Словом, вы уже поняли: «подвижники» окучивали и данный вид работ если не было «уставших дурачков» с линии. Шлифовали там что-то на рельсах, закусывая на ходу. Выезжали они в основном по ночам как адские черти из своей жаровни, и колесили пёс их знает где, и сколько, прежде чем вернуться в трамвайную клоаку. Как вам подобный образ жизни? Я же говорю: черти. Чер — ти! Адские черти. И хрен их вообще разберёт. Я с ними не общался практически. Мне как-то хватало взгляда со стороны. Если помните, у Ленина вышла в своё время (году кажется в восемнадцатом) знаменитая статья под названием: «Тяжёлый, но необходимый урок». Перефразируя несравненного Ильича можно смело применить этот заголовок к «подвижникам». Ибо кто из линейных водителей однажды побывал у них в «гостях» назад, как вы понимаете, по понятным причинам не рвался.

Ну да ладно.

А с чего я начал? С того что трамваи на линии постоянно ломались. Теперь вы хоть знаете почему. А из-за этого как говаривал с ударением на последние слоги герой небезызвестной комедии «Старый новый год» — «бывали случаи». Да какие! Впрочем, не только поломки играли решающую роль. Ещё гонки со временем. «Вставание в расписание» и «успею согнать десять минут». А тут уже помимо человеческой глупости вступает в силу человеческая жадность. Что опять-таки возвращает нас обратно к «выходам». Помните, я вам рассказывал как — через одно не шибко привлекательное место — составленные «выходы» приводят к разборкам на линии между водителями в первую очередь из-за талонов? Когда водители с двадцать восьмого маршрута постоянно ругались с водителями «пятнашек» и «тридцаток». Туда же иногда подключались «шестёрки». В особенности насчёт времени прибытия на круг Алабяна. Правда им было немного проще: если их и затягивали другие маршруты то позже — проехав поворот на улице Курчатова они могли нестись себе на предельной скорости на конечную в Братцево и никто им не мешал. Не болтался впереди. «Тридцатками» бывало, становились недовольны водители двадцать седьмых маршрутов. Мы соприкасались с ними на Войковской.

Водители двадцать третьих маршрутов по известным причинам ненавидели и поносили всех. Так и жили.

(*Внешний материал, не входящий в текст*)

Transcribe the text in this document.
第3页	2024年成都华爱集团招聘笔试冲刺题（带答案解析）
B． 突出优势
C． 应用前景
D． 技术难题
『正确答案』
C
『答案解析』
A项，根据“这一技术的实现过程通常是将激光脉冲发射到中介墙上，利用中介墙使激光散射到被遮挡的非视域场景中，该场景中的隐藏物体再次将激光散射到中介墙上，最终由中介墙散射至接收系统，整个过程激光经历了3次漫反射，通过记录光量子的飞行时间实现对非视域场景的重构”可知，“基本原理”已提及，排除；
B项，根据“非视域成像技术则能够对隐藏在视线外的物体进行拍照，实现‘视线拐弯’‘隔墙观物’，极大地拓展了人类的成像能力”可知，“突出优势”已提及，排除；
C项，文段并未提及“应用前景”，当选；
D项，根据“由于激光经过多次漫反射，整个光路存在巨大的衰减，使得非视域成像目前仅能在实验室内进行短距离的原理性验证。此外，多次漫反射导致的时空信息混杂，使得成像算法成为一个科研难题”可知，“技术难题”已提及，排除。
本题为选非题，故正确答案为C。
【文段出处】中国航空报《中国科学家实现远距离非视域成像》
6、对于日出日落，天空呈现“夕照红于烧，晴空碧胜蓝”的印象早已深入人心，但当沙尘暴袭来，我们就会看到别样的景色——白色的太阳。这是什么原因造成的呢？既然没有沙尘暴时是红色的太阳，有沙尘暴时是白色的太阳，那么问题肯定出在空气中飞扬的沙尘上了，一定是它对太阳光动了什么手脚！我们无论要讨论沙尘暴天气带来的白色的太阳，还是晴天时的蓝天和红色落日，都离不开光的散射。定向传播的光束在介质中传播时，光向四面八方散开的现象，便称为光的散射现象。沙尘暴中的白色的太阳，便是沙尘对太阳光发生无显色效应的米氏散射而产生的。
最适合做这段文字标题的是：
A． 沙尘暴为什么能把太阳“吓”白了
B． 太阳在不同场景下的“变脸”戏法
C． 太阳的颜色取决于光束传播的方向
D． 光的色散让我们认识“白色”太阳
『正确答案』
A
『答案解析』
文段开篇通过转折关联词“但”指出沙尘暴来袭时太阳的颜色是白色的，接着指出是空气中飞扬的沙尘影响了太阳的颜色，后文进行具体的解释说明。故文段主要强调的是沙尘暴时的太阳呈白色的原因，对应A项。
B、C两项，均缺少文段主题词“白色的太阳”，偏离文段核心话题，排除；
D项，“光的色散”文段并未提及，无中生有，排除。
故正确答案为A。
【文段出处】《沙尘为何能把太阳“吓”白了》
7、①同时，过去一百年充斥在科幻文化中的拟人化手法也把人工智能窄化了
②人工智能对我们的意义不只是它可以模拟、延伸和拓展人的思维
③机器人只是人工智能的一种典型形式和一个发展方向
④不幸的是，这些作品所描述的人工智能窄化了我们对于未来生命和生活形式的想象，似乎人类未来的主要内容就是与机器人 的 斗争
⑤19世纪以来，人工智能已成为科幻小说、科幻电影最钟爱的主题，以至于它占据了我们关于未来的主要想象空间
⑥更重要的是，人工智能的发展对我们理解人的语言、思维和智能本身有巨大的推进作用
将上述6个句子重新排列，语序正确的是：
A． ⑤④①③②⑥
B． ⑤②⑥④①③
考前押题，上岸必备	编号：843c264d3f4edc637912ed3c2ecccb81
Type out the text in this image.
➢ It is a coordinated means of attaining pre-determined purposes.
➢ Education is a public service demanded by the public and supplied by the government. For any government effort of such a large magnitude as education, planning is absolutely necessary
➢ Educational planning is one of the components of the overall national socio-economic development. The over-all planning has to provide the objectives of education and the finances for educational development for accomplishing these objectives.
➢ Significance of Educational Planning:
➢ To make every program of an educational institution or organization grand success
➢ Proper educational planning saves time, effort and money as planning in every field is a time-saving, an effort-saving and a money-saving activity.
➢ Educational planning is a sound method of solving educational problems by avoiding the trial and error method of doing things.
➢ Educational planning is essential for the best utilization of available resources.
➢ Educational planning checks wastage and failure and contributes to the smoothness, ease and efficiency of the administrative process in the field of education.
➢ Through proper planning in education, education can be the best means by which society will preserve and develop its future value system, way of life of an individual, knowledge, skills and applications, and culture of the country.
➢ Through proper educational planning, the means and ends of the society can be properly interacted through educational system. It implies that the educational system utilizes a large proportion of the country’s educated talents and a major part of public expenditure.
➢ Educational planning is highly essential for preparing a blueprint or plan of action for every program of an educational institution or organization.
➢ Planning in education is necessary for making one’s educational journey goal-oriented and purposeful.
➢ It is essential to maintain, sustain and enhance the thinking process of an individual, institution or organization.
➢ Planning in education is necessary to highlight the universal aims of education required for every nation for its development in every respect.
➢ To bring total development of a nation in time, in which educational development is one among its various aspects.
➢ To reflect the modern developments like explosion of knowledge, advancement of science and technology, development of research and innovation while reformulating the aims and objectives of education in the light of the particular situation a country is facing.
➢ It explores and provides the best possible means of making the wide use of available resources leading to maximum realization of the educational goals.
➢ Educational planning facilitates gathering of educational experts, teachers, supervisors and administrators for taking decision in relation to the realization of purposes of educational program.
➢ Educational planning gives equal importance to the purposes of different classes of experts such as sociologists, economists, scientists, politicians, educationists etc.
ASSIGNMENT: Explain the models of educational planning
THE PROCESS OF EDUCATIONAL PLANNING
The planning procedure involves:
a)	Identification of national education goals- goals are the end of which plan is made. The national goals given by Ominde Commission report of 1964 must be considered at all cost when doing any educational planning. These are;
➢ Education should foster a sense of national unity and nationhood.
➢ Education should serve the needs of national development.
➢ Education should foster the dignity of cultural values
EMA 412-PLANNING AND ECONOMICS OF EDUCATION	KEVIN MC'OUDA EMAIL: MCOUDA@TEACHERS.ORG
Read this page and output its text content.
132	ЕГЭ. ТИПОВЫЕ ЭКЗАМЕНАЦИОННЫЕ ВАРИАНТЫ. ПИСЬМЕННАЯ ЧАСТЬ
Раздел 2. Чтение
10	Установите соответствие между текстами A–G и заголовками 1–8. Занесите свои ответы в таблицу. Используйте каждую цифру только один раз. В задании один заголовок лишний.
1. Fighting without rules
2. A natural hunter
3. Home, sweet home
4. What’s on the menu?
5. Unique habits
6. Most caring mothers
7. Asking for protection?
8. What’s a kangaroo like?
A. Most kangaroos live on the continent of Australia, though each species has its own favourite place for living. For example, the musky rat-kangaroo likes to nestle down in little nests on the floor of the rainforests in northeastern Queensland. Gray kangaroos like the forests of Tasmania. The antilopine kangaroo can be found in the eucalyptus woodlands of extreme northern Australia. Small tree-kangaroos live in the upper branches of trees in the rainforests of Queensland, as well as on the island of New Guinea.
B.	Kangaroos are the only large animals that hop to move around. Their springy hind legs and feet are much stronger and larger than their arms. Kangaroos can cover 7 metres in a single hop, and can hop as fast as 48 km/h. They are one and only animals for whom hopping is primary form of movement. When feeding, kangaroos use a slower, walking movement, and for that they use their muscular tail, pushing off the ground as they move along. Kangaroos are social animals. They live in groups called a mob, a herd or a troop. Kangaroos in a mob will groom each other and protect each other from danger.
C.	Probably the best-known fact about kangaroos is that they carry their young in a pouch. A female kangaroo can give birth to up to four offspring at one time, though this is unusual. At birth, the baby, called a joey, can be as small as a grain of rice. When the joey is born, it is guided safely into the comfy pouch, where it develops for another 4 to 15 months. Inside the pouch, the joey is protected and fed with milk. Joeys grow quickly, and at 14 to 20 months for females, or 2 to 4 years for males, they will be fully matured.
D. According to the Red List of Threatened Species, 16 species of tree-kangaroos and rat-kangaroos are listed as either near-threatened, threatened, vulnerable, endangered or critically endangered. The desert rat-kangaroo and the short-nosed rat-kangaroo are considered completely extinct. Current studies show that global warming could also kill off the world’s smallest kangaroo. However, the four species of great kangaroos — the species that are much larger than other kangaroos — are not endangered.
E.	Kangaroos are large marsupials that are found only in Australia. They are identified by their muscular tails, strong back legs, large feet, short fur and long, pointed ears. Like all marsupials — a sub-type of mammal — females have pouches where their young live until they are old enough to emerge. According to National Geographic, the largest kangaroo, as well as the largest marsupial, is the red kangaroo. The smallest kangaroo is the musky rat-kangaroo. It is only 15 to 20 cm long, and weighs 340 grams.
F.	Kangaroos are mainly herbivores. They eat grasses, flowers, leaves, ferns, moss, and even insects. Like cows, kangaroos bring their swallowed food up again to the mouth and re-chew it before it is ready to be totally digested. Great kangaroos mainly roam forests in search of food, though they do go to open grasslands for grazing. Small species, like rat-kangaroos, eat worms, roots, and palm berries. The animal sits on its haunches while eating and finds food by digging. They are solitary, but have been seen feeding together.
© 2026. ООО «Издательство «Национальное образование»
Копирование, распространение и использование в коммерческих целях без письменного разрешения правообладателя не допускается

Видите, как всё тут оказывалось завязано в единый узел? И «выходы» и дежурства, и талоны и смены, а самое главное — деньги. Из-за денег ругались все. Ругался я со всеми. Ругались водители с нарядчиками, если считали, будто последние ставят более «блатные» «выходы» хохлам или более пронырливым водилам. Ругались начальники между собой бесконечно «катая» докладные на водителей других маршрутов, чтобы показать вышестоящим руководителям своё рвение на работе. Ругались слесаря, которым с каждым месяцем прибавлялось всё больше и больше работы без увеличения зарплаты. Ругались диспетчера считавшие себя обделёнными по сравнению с водителями. Они-то мнили себя не менее полезными, нежели последние. А зарплаты отличались заметно. Ругались даже «подвижники» когда приходилось пятый раз за день заниматься буксировкой, а ни копейки денег за данный трут не накинут. Даже спасибо не скажут. И все выживали, пересчитывая гроши. Причём рассчитывали даже самостоятельно — складывая количество отработанных часов, проданных талонов и полученных докладных. Например, моя наставница Лена этим занималась. И я могу сейчас это понять. Да и другие не отставали. И шли ругаться в бухгалтерию, когда им недоплачивали пару грошей в зарплату. Заявлялись со своими талмудами, заполненными внутри подробной разблюдовкой (или разблядовкой — кому как нравится), и требовали, требовали, докапывались до сути. Куда ушло три рубля шестьдесят две копейки? Опять аварию распределили на бригадный подряд? Ах вы, сволочи? Да кто вам позволил? Ах, это всё из отдела безопасности движения идёт? Ладно, сходим к ним. После чего решительным шагом шли объясняться с БДшниками. Такими же старыми швабрами вечно пьющими чай и трендящими о внуках и зятьях.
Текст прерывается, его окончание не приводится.